30/08/2020
L'étrange bataille de San Pedro de Atacama (39)
– Mon Capitaine, je crains que les Chiliens ne soient trop forts pour nous. Ils possèdent de nombreux engins de siège, le détachement est important et le commandant des troupes m’a dit que d’ici moins de huit jours le village serait à eux. J’ai appris qu’il ne comptait pas combattre et que notre homme, qui s’appelle Don Rodrigo, était probablement l’innovateur de cette tactique qui devrait leur donner une victoire facile. Ce Don Rodrigo semble un peu hurluberlu, mais sympathique et aimé vraisemblablement des soldats et des officiers, probablement en raison de ses largesses. J’ai pu discuter avec lui et mon impression est bonne. C’est un homme raisonnable et sérieux sous des dehors folkloriques et baroques. Il aime les femmes, vu les colifichets qu’il a acheté pour vraisemblablement leur donner.

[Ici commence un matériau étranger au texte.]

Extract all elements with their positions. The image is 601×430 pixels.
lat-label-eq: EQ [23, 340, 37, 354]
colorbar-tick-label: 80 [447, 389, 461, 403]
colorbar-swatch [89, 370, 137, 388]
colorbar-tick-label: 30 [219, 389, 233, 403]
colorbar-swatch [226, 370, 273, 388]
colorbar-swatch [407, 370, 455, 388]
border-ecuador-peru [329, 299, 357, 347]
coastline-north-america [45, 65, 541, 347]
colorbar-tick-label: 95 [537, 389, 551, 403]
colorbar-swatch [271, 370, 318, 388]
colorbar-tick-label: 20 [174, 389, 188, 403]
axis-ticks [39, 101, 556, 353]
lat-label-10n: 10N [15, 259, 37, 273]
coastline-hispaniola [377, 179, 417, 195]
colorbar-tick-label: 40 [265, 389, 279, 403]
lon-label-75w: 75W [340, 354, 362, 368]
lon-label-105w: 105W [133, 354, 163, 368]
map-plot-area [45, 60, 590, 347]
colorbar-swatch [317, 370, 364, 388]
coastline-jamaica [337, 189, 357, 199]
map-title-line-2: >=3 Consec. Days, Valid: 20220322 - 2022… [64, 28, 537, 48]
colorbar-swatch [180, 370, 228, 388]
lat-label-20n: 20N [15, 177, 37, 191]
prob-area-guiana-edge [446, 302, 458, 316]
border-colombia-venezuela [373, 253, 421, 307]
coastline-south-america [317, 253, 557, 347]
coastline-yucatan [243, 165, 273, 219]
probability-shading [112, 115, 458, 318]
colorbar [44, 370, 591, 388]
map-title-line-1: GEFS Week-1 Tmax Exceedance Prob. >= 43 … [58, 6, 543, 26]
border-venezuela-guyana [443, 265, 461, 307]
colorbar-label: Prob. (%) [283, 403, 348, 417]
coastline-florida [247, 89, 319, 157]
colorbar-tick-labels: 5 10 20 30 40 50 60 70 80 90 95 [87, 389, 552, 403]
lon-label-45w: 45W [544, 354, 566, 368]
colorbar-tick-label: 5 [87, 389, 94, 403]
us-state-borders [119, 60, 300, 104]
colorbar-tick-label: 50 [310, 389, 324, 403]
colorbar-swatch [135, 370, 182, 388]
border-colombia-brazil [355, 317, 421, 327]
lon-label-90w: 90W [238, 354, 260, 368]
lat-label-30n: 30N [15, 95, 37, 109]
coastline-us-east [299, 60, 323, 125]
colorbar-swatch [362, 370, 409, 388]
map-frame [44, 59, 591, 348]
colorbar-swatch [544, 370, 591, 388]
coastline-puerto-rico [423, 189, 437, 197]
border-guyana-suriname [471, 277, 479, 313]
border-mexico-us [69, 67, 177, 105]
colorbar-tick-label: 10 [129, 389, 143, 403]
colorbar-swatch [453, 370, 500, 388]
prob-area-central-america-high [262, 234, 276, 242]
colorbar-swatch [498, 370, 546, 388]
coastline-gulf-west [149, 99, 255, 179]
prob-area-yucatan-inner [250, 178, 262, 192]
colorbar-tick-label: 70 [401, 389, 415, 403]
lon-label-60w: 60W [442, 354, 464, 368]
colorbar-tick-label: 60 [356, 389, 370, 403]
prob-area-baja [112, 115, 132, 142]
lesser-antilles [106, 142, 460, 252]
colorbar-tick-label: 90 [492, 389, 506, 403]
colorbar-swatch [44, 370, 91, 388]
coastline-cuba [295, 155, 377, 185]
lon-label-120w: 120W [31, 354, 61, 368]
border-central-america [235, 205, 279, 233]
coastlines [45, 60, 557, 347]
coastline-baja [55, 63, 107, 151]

Le Capitaine, au travers des paroles de Juan, comprit qu’il était de son côté et qu’il pouvait compter sur lui. Il parlait en effet des Chiliens comme en parlent les Boliviens, sans jamais faire allusion à des points communs qu’ils pourraient avoir avec lui. Mais les renseignements rapportés étaient insuffisants et ne lui permettaient pas de concevoir ne serait-ce que l’ombre d’une solution. Que savait-il ? Que les Chiliens comptaient prendre le village sans combattre ? Il s’en doutait bien sûr. Que s’ils y étaient contraints, ils n’auraient aucun mal à le prendre et passerait ses habitants au fil de l’épée ? Il le savait aussi. Il avait appris le nom de l’homme : Don Rodrigo ? Il savait qu’il était fantasque, qu’il aimait les femmes, mais qu’il avait un cœur juste, lui semblait-il. C’était au fond les seuls renseignements intéressants. Mais comment les utiliser ? Il avait toute la nuit réfléchi à ce marchandage. Une de ses filles contre la reddition du village et l’échange de la vie sauve pour le village. Pourquoi une d’entre elles et non telle ou telle ? Deux possibilités : soit il ne les connaissait pas et se demandait laquelle accepterait, soit c’était un piège et il savait laquelle il voulait. Mais qui et pourquoi ? De plus il ne comprenait pas comment, du fait qu’il venait d’arriver dans cette garnison, il avait pu manigancer tout cela sans réellement les connaître. Peut-être l’idée lui était-elle venue de les voir sur le parapet de la porte d’entrée du village lorsqu’il venait faire son numéro. Mais pourquoi ce numéro ? Pour s’amuser, faire une bonne farce ? Etait-ce réellement pensé ou cela a-t-il jailli d’un coup de sa pensée ? A quel moment a-t-il cru pouvoir faire état de ses filles alors qu’il ne les connaissait pas quelques jours auparavant ?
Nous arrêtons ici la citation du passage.